Theatermaggezien ®
omdat theater belangrijk is...
ARCHIEF 2000 - 2014

Twin Rooms
Mix van theater en video door Motus in deSingel
15 September 2004

Het Italiaanse theatergezelschap Motus speelde twee producties in deSingel in Antwerpen. Het is een multimediaal gezelschap met als thuishaven Rimini, en gesticht begin jaren ‘90 door Enrico Casagrande en Daniele Nicolo, toen ze nog studenten sociologie en economie waren. De eerste productie die in Antwerpen te zien was is Twin Rooms met als inspiratiebron White Noise van DeLillo en teksten van Breat Easton Ellis; de tweede productie L’Ospite laat zich leiden door het werk en de ideeën van Pier Paolo Pasolini, en vooral dan diens film Teorema.

Motus verdiende zijn eerste sporen in het universiteitstheater van een 15 jaar geleden, dat toen in Italië nog sterk onder invloed was van het legendarische Living Theatre. Bedoelingen waren toen – en later dan bij ons - de mensen in beweging te krijgen om de maatschappij te veranderen, om creatief te revolteren. Sindsdien heeft het gezelschap een hele weg afgelegd, met – zo wordt in hun eigen woorden gesteld – in het achterhoofd de vuistregel dat “de revolutie niet meer mogelijk is.” Het gezelschap omschrijft zichzelf als een theater met een venster op de wereld, een theater dat drama, muziek en visuele kunst vermengt. Motus weerspiegelt de veranderingen die onze maatschappij ondergaat, en baseert zich daarvoor op maatschappijkritiek die in literatuur te vinden is.
Zo zochten ze voor Twin Rooms de grootste inspiratie in boeken en teksten van de twee Amerikaanse schrijvers Don DeLillo en Breat Easton Ellis. Van DeLillo was vooral zijn boek White Noise het uitgangspunt, en ik meende in de teksten ook zinnen uit De Onderwereld te herkennen. In White Noise speelt DeLillo met Baudrillards bewering dat “de postmoderne maatschappij beelden boven de realiteit prefereert. We geloven dat de secundaire, gesimuleerde realiteit echter is dan de eerstegraads realiteit.” Het klassieke voorbeeld is Disneyland, een fantasiewereld die voor ons echter is dan de echte wereld. De hoofdpersonages uit De Lillo’s werk zitten in die postmodernistische identiteitsverwarring Hoofdthema van de roman is het feit dat de dood altijd op de loer ligt, als het “witte lawaai” van de moderne wereld. Een van de hoofdspersonages probeert aan de doodsangst te ontsnappen door zich in de mystieke wetenschap te storten, zonder te weten wat dat is, en door de drug Dylar te gebruiken, en een (andere) manier van (over)leven te simuleren.

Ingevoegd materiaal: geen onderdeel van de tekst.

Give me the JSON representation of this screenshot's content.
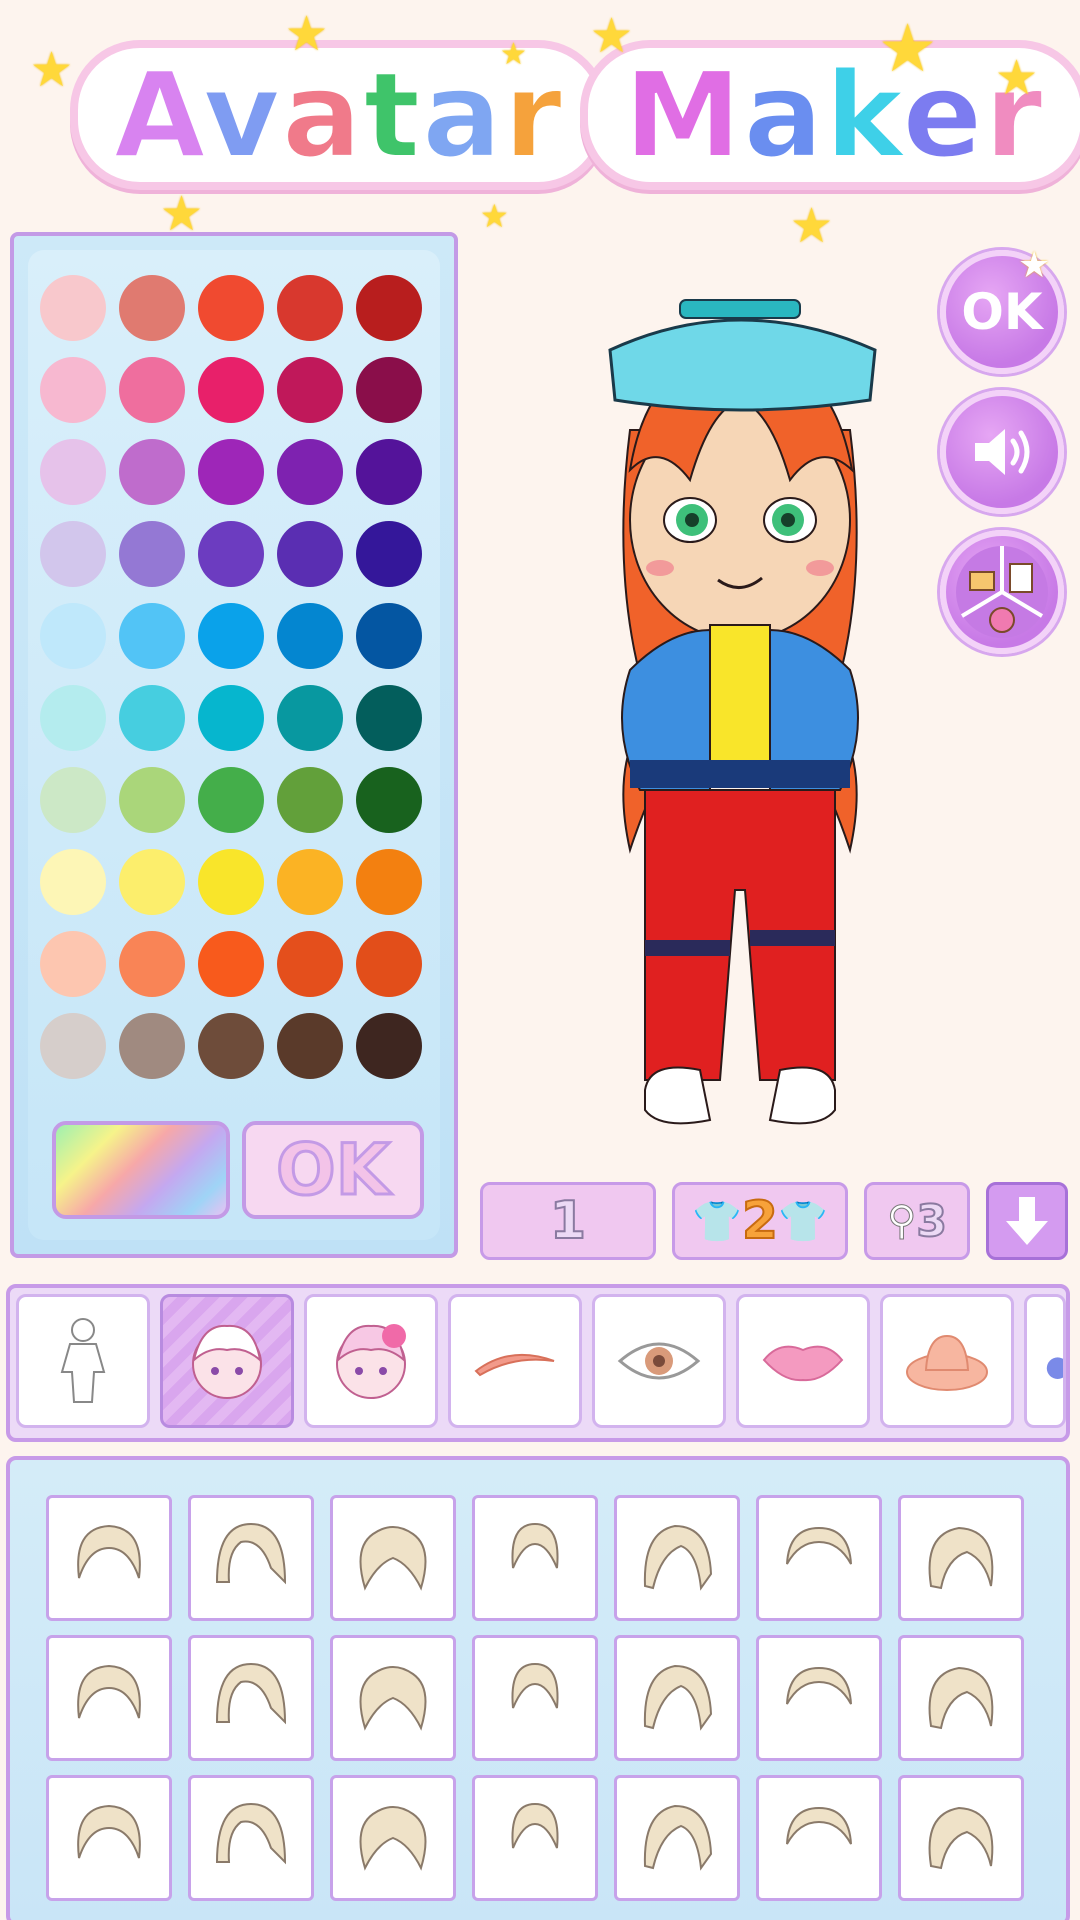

Simulatie is ook de hoofdidee in Twin Rooms, de tweelingkamers, de twee kamers. Beneden op de scène zie je een hotelkamer met ernaast de badkamer, boven heb je even groot de filmische beelden van die twee ruimtes. De ene keer zie je op de projectiedoeken dezelfde beelden als die van beneden, dan zijn er weer uitvergrote details te zien, dan weer andere kleine detailverschillen. Worden de angst, de gevoelens, van de personages gevisualiseerd, of zijn het hun fantasiebeelden als ze een andere keuze gemaakt zouden hebben? Het geheel is nogal ingewikkeld om naar te kijken, laat staan er als toeschouwer vat op te krijgen. Je moet naar vier beelden (twee theaterruimtes beneden, twee filmbeelden boven) kijken, verder is er de - voor mij toch verwarrende - mengeling van intriges. De boeken van DeLillo zijn vaak caleidoscopisch, maar bij een boek heb je het voordeel dat je kunt terugbladeren om de draad op te pakken. Bij theater gaat dat niet. Een paar verhaallijnen worden duidelijk: de bedrogen vriend die kwaad is op zijn lief, de andere bewoner van de hotelkamer die Elvis imiteert. Een aantal personages blijven vaag. Dat kwam denkelijk ook doordat wij als niet-Italianen naast het kijken naar de vier beelden ook nog naar de vertaling moesten kijken (tussen de twee niveaus). Af en toe liet die vertaling het afweten, en had je er het raden naar waarover het ging. Verder wordt er ook nog gespeeld met de spanning tussen dramatische realiteit en echte realiteit. Wat is echt, was is niet echt, wat is net echt, wat is namaak, wat is simulatie? Op sommige momenten stappen de personages uit hun rol, worden door een stem van achter in de zaal aangemoedigd om anders te spelen, dan weer leveren ze commentaar op hun rol en op het spel van de antagonisten.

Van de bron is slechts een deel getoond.